EUR/USD (^EURUSD) this morning is down -0.64%. EUR/USD today erased an early rally and moved moderately lower. EUR/USD initially rallied today after the ECB announced it would speed up the tapering of its asset purchases. However, the euro gave up its gains and turned lower after the ECB cut its Eurozone 2002 GDP forecast and raised its 2022 inflation forecast. Also, EUR/USD fell back after talks between Ukraine and Russia failed to make progress in ending the war.
ECB President Lagarde said, "the war in Ukraine is a substantial upside risk to inflation, especially in energy prices."
The ECB today said it would end its Pandemic Purchase Program (PEPP) in March and unexpectedly said it will slow its asset purchase program (APP) to 30 billion euros a month in May and then to 20 billion euros in June and may end the APP program in Q3. The ECB also said that any changes in borrowing costs will take place “some time after” the end of net bond purchases and will be “gradual.”

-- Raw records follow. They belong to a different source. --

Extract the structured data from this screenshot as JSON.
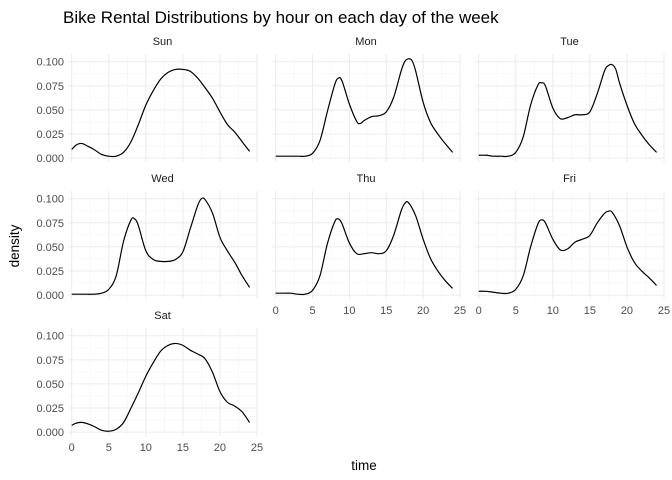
{
  "chart_data": {
    "type": "line",
    "title": "Bike Rental Distributions by hour on each day of the week",
    "xlabel": "time",
    "ylabel": "density",
    "xlim": [
      -0.5,
      25
    ],
    "ylim": [
      -0.004,
      0.108
    ],
    "x_ticks": [
      0,
      5,
      10,
      15,
      20,
      25
    ],
    "y_ticks": [
      0.0,
      0.025,
      0.05,
      0.075,
      0.1
    ],
    "x_tick_labels": [
      "0",
      "5",
      "10",
      "15",
      "20",
      "25"
    ],
    "y_tick_labels": [
      "0.000",
      "0.025",
      "0.050",
      "0.075",
      "0.100"
    ],
    "grid": true,
    "facets": [
      {
        "name": "Sun",
        "points": [
          [
            0,
            0.009
          ],
          [
            0.5,
            0.013
          ],
          [
            1,
            0.015
          ],
          [
            1.5,
            0.015
          ],
          [
            2,
            0.013
          ],
          [
            3,
            0.009
          ],
          [
            4,
            0.004
          ],
          [
            5,
            0.002
          ],
          [
            6,
            0.002
          ],
          [
            7,
            0.006
          ],
          [
            8,
            0.017
          ],
          [
            9,
            0.035
          ],
          [
            10,
            0.055
          ],
          [
            11,
            0.07
          ],
          [
            12,
            0.082
          ],
          [
            13,
            0.089
          ],
          [
            14,
            0.092
          ],
          [
            15,
            0.092
          ],
          [
            16,
            0.09
          ],
          [
            17,
            0.083
          ],
          [
            18,
            0.073
          ],
          [
            19,
            0.062
          ],
          [
            20,
            0.048
          ],
          [
            21,
            0.035
          ],
          [
            22,
            0.027
          ],
          [
            23,
            0.017
          ],
          [
            24,
            0.007
          ]
        ]
      },
      {
        "name": "Mon",
        "points": [
          [
            0,
            0.002
          ],
          [
            1,
            0.002
          ],
          [
            2,
            0.002
          ],
          [
            3,
            0.002
          ],
          [
            4,
            0.002
          ],
          [
            5,
            0.005
          ],
          [
            6,
            0.018
          ],
          [
            7,
            0.048
          ],
          [
            8,
            0.076
          ],
          [
            8.5,
            0.083
          ],
          [
            9,
            0.08
          ],
          [
            10,
            0.056
          ],
          [
            11,
            0.038
          ],
          [
            11.5,
            0.036
          ],
          [
            12,
            0.039
          ],
          [
            13,
            0.043
          ],
          [
            14,
            0.044
          ],
          [
            15,
            0.048
          ],
          [
            16,
            0.063
          ],
          [
            17,
            0.09
          ],
          [
            17.5,
            0.1
          ],
          [
            18,
            0.103
          ],
          [
            18.5,
            0.101
          ],
          [
            19,
            0.09
          ],
          [
            20,
            0.058
          ],
          [
            21,
            0.037
          ],
          [
            22,
            0.025
          ],
          [
            23,
            0.015
          ],
          [
            24,
            0.006
          ]
        ]
      },
      {
        "name": "Tue",
        "points": [
          [
            0,
            0.003
          ],
          [
            1,
            0.003
          ],
          [
            2,
            0.002
          ],
          [
            3,
            0.002
          ],
          [
            4,
            0.002
          ],
          [
            5,
            0.006
          ],
          [
            6,
            0.022
          ],
          [
            7,
            0.055
          ],
          [
            8,
            0.076
          ],
          [
            8.5,
            0.078
          ],
          [
            9,
            0.075
          ],
          [
            10,
            0.052
          ],
          [
            11,
            0.041
          ],
          [
            12,
            0.042
          ],
          [
            13,
            0.045
          ],
          [
            14,
            0.045
          ],
          [
            15,
            0.048
          ],
          [
            16,
            0.067
          ],
          [
            17,
            0.091
          ],
          [
            17.5,
            0.096
          ],
          [
            18,
            0.097
          ],
          [
            18.5,
            0.092
          ],
          [
            19,
            0.078
          ],
          [
            20,
            0.055
          ],
          [
            21,
            0.036
          ],
          [
            22,
            0.024
          ],
          [
            23,
            0.014
          ],
          [
            24,
            0.006
          ]
        ]
      },
      {
        "name": "Wed",
        "points": [
          [
            0,
            0.001
          ],
          [
            1,
            0.001
          ],
          [
            2,
            0.001
          ],
          [
            3,
            0.001
          ],
          [
            4,
            0.002
          ],
          [
            5,
            0.006
          ],
          [
            6,
            0.02
          ],
          [
            7,
            0.056
          ],
          [
            8,
            0.078
          ],
          [
            8.5,
            0.079
          ],
          [
            9,
            0.072
          ],
          [
            10,
            0.046
          ],
          [
            11,
            0.037
          ],
          [
            12,
            0.035
          ],
          [
            13,
            0.035
          ],
          [
            14,
            0.037
          ],
          [
            15,
            0.045
          ],
          [
            16,
            0.069
          ],
          [
            17,
            0.093
          ],
          [
            17.5,
            0.1
          ],
          [
            18,
            0.099
          ],
          [
            19,
            0.085
          ],
          [
            20,
            0.06
          ],
          [
            21,
            0.046
          ],
          [
            22,
            0.034
          ],
          [
            23,
            0.02
          ],
          [
            24,
            0.008
          ]
        ]
      },
      {
        "name": "Thu",
        "points": [
          [
            0,
            0.002
          ],
          [
            1,
            0.002
          ],
          [
            2,
            0.002
          ],
          [
            3,
            0.001
          ],
          [
            4,
            0.001
          ],
          [
            5,
            0.005
          ],
          [
            6,
            0.02
          ],
          [
            7,
            0.053
          ],
          [
            8,
            0.076
          ],
          [
            8.5,
            0.079
          ],
          [
            9,
            0.074
          ],
          [
            10,
            0.054
          ],
          [
            11,
            0.043
          ],
          [
            12,
            0.043
          ],
          [
            13,
            0.044
          ],
          [
            14,
            0.043
          ],
          [
            15,
            0.046
          ],
          [
            16,
            0.062
          ],
          [
            17,
            0.087
          ],
          [
            17.5,
            0.095
          ],
          [
            18,
            0.096
          ],
          [
            19,
            0.082
          ],
          [
            20,
            0.058
          ],
          [
            21,
            0.038
          ],
          [
            22,
            0.025
          ],
          [
            23,
            0.015
          ],
          [
            24,
            0.007
          ]
        ]
      },
      {
        "name": "Fri",
        "points": [
          [
            0,
            0.004
          ],
          [
            1,
            0.004
          ],
          [
            2,
            0.003
          ],
          [
            3,
            0.002
          ],
          [
            4,
            0.002
          ],
          [
            5,
            0.006
          ],
          [
            6,
            0.02
          ],
          [
            7,
            0.05
          ],
          [
            8,
            0.074
          ],
          [
            8.5,
            0.078
          ],
          [
            9,
            0.075
          ],
          [
            10,
            0.058
          ],
          [
            11,
            0.047
          ],
          [
            12,
            0.048
          ],
          [
            13,
            0.055
          ],
          [
            14,
            0.058
          ],
          [
            15,
            0.062
          ],
          [
            16,
            0.075
          ],
          [
            17,
            0.085
          ],
          [
            17.5,
            0.087
          ],
          [
            18,
            0.086
          ],
          [
            19,
            0.072
          ],
          [
            20,
            0.05
          ],
          [
            21,
            0.034
          ],
          [
            22,
            0.025
          ],
          [
            23,
            0.018
          ],
          [
            24,
            0.01
          ]
        ]
      },
      {
        "name": "Sat",
        "points": [
          [
            0,
            0.007
          ],
          [
            0.5,
            0.009
          ],
          [
            1,
            0.01
          ],
          [
            1.5,
            0.01
          ],
          [
            2,
            0.009
          ],
          [
            3,
            0.006
          ],
          [
            4,
            0.002
          ],
          [
            5,
            0.001
          ],
          [
            6,
            0.003
          ],
          [
            7,
            0.01
          ],
          [
            8,
            0.025
          ],
          [
            9,
            0.041
          ],
          [
            10,
            0.058
          ],
          [
            11,
            0.072
          ],
          [
            12,
            0.084
          ],
          [
            13,
            0.09
          ],
          [
            14,
            0.092
          ],
          [
            15,
            0.09
          ],
          [
            16,
            0.085
          ],
          [
            17,
            0.081
          ],
          [
            18,
            0.076
          ],
          [
            19,
            0.062
          ],
          [
            20,
            0.042
          ],
          [
            21,
            0.031
          ],
          [
            22,
            0.027
          ],
          [
            23,
            0.021
          ],
          [
            24,
            0.01
          ]
        ]
      }
    ]
  }
}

The ECB cut its Eurozone 2022 GDP estimate to 3.7% from 4.2% and raised its Eurozone 2022 inflation forecast to 5.1% from 3.2%.
Goldman Sachs predicts Eurozone Q2 GDP will contract due to the war in Ukraine, and it cut its Eurozone 2022 GDP estimate to 2.5% from a previous estimate of 3.9%.
USD/JPY (^USDJPY) this morning is up +0.27%. USD/JPY today rallied to a 1-month high and is moderately higher. The yen is under pressure today on divergent central bank policies. The Fed is expected to hike interest rates next week, and the ECB today announced a faster pace of QE tapering. Meanwhile, the BOJ is expected to maintain its QE program and keep interest rates at record lows. A surge in Japanese producer price pressures is also negative for the yen after Japan Feb PPI rose +9.3% y/y, stronger than expectations of +8.6% y/y and the fastest pace of increase in 41 years.
April gold (GCJ22) this morning is up +18.3 (+0.92%), and May silver (SIK22) is up +0.464 (+1.80%). Precious metals prices this morning are moderately higher. A slump in stocks today is boosting safe-haven demand for precious metals. Rising global price pressure also boosts demand for gold as an inflation hedge after U.S. Feb CPI rose at the fastest pace in 40 years, and Japan Feb PPI rose at the fastest pace in 41 years. Rising global bond yields today and a stronger dollar are limiting the upside in gold prices.